Genicsの創業者である栄田源氏がロボット技術に熱中するようになったは、高校時代に見た映画『アイアンマン』がきっかけだった。主人公自ら開発したパワードスーツによって人間の身体能力を拡張する世界観に強い衝撃を受け、「誰もが当たり前に使えるロボットを作りたい」と考え、早稲田大学の創造工学部に進学した。
大学院で研究を進めるうちに着目したのが「歯磨き」という分野である。多くの人は毎日当たり前に歯を磨くが、要介護者や障害のある人には思った以上にハードルが高い。「電動歯ブラシ」が世の中に普及している一方、それはあくまで「手で動かす」ことを前提としていた。腕や指先が動かしづらい人にとっては、電動歯ブラシですら「振動を利用する道具」にすぎず、本質的な課題は解決していない。ならば「歯磨きそのものを機械任せにできれば大幅な省力化が実現できるのでは」と考えたのが、g.eN構想の原点となった。

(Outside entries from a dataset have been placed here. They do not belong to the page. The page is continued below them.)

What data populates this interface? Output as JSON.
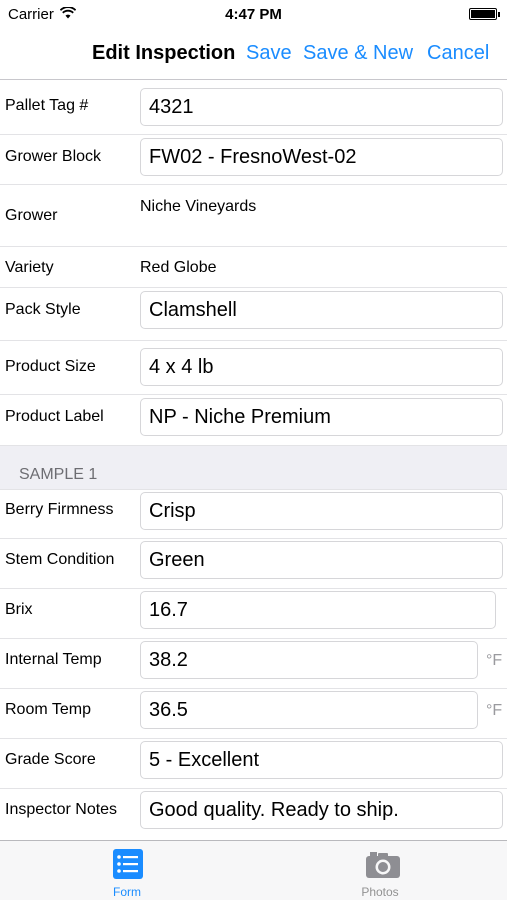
{
  "status_bar": {
    "carrier": "Carrier",
    "time": "4:47 PM"
  },
  "nav_bar": {
    "title": "Edit Inspection",
    "save_label": "Save",
    "save_new_label": "Save & New",
    "cancel_label": "Cancel"
  },
  "form": {
    "fields": [
      {
        "label": "Pallet Tag #",
        "value": "4321"
      },
      {
        "label": "Grower Block",
        "value": "FW02 - FresnoWest-02"
      },
      {
        "label": "Grower",
        "value": "Niche Vineyards"
      },
      {
        "label": "Variety",
        "value": "Red Globe"
      },
      {
        "label": "Pack Style",
        "value": "Clamshell"
      },
      {
        "label": "Product Size",
        "value": "4 x 4 lb"
      },
      {
        "label": "Product Label",
        "value": "NP - Niche Premium"
      }
    ],
    "sample_header": "SAMPLE 1",
    "sample_fields": [
      {
        "label": "Berry Firmness",
        "value": "Crisp"
      },
      {
        "label": "Stem Condition",
        "value": "Green"
      },
      {
        "label": "Brix",
        "value": "16.7"
      },
      {
        "label": "Internal Temp",
        "value": "38.2",
        "unit": "°F"
      },
      {
        "label": "Room Temp",
        "value": "36.5",
        "unit": "°F"
      },
      {
        "label": "Grade Score",
        "value": "5 - Excellent"
      },
      {
        "label": "Inspector Notes",
        "value": "Good quality. Ready to ship."
      }
    ]
  },
  "tab_bar": {
    "tabs": [
      {
        "label": "Form",
        "icon": "list-icon",
        "active": true
      },
      {
        "label": "Photos",
        "icon": "camera-icon",
        "active": false
      }
    ],
    "active_color": "#1a8cff",
    "inactive_color": "#929292"
  }
}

2018年にGenicsを設立し、まずは介護施設や障害当事者のコミュニティーを回ってヒアリングを進めた。「腕を動かせないから歯磨きができない」「介助する側も負担が大きい」「口を開けることすら難しいケースがある」――。こうした生々しい声をじかに聞いたことで、栄田氏は「実際に課題を抱えている人に本気で役立つプロダクトを作らなければ意味がない」と確信したという。映画世界のヒーローに憧れる気持ちと、目の前の社会課題の深刻さが結び付き、本格的に全自動口腔ケアロボットの開発へ舵を切ることになった。
g.eNの最大の革新は、ほぼ腕を動かさずに歯を磨けるよう「歯ブラシそのものをロボットが動かす」設計を採用した点にある。機械任せに歯列を磨く以上、バネや可動パーツを活用して歯肉への押し付け力を微調整し、歯の裏側や隙間まで磨けるようにしなければならない。かつ、強すぎれば痛みや出血を引き起こし、弱すぎれば汚れが落ちない。この絶妙なバランスを保つために、3Dプリンタをフル活用した試作と検証の反復が欠かせなかった。
朝のうちに3D CADソフトを用いて新たなブラシ形状やバネ構造を設計し、昼前には3Dプリンタにデータを送る。プリントが終わるまでの数時間で別の設計案を練っておき、夕方から夜にかけてプリントが完了したパーツを組み立てて口に入れるテストを実施。翌朝までに結果をまとめ、また違う形状を検討する――というサイクルをひたすら繰り返した。午前中のアイデアが、その日のうちに「合わない」と分かることは日常茶飯事だった。
「歯列は個人差が非常に大きく、歯が何本残っているか、どれだけ隙間があるかなど、想定すべきパターンが膨大だ」と栄田氏は語る。シミュレーションソフトのみで最適解を探すのは事実上不可能で、結局は「実物を作って、口に入れて確認」する以外に道がなかった。この段階では試作機が「痛くて血が出てしまった」「巨大すぎて口に入らない」といったトラブルも多く、開発メンバー3人で試作を重ねたという。こうした、永遠に続きそうな試作サイクルを何度も繰り返し、g.eN独自の歯ブラシが完成した。